Potremmo continuare a lungo in questo elenco dei sorprendenti equilibri armonici della scrittura dantesca tra poli antitetici, alcuni dei quali evocati pure dalla Lettera di Papa Francesco.

C’è, infatti, anche l’arcobaleno delle sintonie tra storia e trascendenza, tra carnalità e spiritualità, tra contingenza ed eternità, tra epifania e mistero, tra peccato e grazia, tra tragedia e gloria, tra cronaca e profezia, tra giustizia e salvezza. In Dante si compie veramente la definizione del bello coniata da un altro grande poeta, Rilke, nell’avvio stesso delle sue Elegie duinesi: «Il bello è nient’altro che l’inizio del tremendo» ( i , 4). In questa suprema «simbolicità» — nel senso etimologico del termine, ossia del «tener insieme» gli estremi — la traiettoria che regge l’intero itinerario terrestre, infernale e celeste di Dante è il transito «all’etterno dal tempo» (Paradiso xxxi , 38), è, in ultima analisi, il mostrare «come l’uom s’etterna» (Inferno xv, 85).

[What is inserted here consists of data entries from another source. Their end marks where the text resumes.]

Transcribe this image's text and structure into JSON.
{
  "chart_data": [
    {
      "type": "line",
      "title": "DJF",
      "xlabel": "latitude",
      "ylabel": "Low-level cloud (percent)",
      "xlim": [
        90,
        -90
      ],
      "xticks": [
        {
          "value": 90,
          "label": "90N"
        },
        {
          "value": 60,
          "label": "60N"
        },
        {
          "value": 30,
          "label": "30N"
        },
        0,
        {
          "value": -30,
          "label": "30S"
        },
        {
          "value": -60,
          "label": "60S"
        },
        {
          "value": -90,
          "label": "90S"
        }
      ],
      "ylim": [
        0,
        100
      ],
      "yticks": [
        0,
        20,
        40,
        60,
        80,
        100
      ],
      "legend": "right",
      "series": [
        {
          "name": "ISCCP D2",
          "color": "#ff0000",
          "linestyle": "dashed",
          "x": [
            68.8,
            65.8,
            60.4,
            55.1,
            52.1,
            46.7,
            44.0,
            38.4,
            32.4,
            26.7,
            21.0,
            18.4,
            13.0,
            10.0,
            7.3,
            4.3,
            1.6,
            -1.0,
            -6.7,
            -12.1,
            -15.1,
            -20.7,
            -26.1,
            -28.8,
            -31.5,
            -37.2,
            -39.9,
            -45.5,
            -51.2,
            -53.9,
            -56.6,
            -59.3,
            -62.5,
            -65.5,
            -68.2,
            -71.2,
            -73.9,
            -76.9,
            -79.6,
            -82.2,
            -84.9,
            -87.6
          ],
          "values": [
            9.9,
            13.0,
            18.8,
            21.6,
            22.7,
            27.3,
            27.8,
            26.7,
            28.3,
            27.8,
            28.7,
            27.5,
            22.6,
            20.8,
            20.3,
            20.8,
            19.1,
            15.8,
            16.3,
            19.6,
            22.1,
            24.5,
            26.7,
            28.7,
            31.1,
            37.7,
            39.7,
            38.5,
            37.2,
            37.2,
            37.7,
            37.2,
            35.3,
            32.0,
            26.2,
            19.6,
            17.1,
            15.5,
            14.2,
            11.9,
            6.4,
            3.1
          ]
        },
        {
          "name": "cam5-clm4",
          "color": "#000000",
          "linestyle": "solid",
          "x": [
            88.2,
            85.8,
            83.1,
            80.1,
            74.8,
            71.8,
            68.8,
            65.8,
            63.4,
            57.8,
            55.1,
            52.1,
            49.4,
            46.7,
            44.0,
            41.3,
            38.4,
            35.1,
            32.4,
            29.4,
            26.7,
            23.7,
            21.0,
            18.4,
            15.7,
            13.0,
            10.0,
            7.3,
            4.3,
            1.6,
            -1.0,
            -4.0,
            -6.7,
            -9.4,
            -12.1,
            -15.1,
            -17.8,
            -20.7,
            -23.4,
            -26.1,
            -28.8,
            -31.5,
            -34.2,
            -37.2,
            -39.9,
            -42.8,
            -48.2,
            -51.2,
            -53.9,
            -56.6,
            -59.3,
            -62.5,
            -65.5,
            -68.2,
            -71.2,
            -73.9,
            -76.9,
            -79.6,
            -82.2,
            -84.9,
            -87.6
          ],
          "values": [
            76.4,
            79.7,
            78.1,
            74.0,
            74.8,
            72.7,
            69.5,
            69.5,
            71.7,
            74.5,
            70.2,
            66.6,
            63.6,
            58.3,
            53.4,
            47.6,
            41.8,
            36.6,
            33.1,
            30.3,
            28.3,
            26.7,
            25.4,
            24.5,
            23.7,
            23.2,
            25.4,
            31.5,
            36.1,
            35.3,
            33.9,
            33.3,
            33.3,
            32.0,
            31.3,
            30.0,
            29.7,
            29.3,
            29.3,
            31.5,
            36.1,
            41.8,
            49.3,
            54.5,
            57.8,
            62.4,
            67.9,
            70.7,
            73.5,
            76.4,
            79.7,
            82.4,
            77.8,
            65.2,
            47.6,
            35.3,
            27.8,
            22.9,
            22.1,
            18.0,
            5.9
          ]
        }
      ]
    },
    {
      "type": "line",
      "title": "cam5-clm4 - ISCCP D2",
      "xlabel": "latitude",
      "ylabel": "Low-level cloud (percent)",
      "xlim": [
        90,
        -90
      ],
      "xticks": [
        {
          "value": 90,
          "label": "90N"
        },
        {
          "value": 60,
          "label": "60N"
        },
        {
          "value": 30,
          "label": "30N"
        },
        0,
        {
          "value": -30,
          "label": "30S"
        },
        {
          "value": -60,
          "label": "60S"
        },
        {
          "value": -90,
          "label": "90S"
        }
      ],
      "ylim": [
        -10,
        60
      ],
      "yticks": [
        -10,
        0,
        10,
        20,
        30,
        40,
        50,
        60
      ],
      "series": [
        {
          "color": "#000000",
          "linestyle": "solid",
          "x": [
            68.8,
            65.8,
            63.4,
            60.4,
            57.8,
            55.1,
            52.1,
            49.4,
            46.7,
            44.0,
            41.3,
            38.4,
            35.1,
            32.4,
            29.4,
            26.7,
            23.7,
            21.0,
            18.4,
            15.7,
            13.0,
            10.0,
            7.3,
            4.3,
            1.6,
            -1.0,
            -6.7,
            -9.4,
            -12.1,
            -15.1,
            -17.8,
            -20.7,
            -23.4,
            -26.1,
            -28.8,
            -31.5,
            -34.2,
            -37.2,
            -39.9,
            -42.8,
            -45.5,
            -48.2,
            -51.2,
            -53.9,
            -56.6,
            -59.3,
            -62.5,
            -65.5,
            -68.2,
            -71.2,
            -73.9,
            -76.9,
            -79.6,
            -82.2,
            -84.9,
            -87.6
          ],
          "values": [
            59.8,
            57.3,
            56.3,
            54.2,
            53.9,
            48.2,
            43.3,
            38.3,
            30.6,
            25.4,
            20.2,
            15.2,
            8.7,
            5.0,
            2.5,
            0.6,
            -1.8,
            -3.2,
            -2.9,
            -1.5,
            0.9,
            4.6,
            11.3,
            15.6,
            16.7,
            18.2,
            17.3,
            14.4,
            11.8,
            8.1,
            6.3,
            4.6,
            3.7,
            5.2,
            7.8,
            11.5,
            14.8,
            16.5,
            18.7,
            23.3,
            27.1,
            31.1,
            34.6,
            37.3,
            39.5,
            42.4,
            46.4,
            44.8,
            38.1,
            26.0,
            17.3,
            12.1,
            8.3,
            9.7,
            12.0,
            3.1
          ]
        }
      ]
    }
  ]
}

Un grande appassionato di Dante, lo scrittore Jorge Luis Borges, caro anche a Papa Francesco, autore di Nove saggi danteschi (1982), confessava nelle sue Sette notti (1980): «Sono giunto alla fine. Voglio solamente sottolineare che nessuno ha il diritto di privarsi di questa felicità, la Divina Commedia. All’inizio si deve leggere il libro con la confidenza di un bambino, abbandonarsi ad esso, e allora ci accompagnerà per tutta la vita».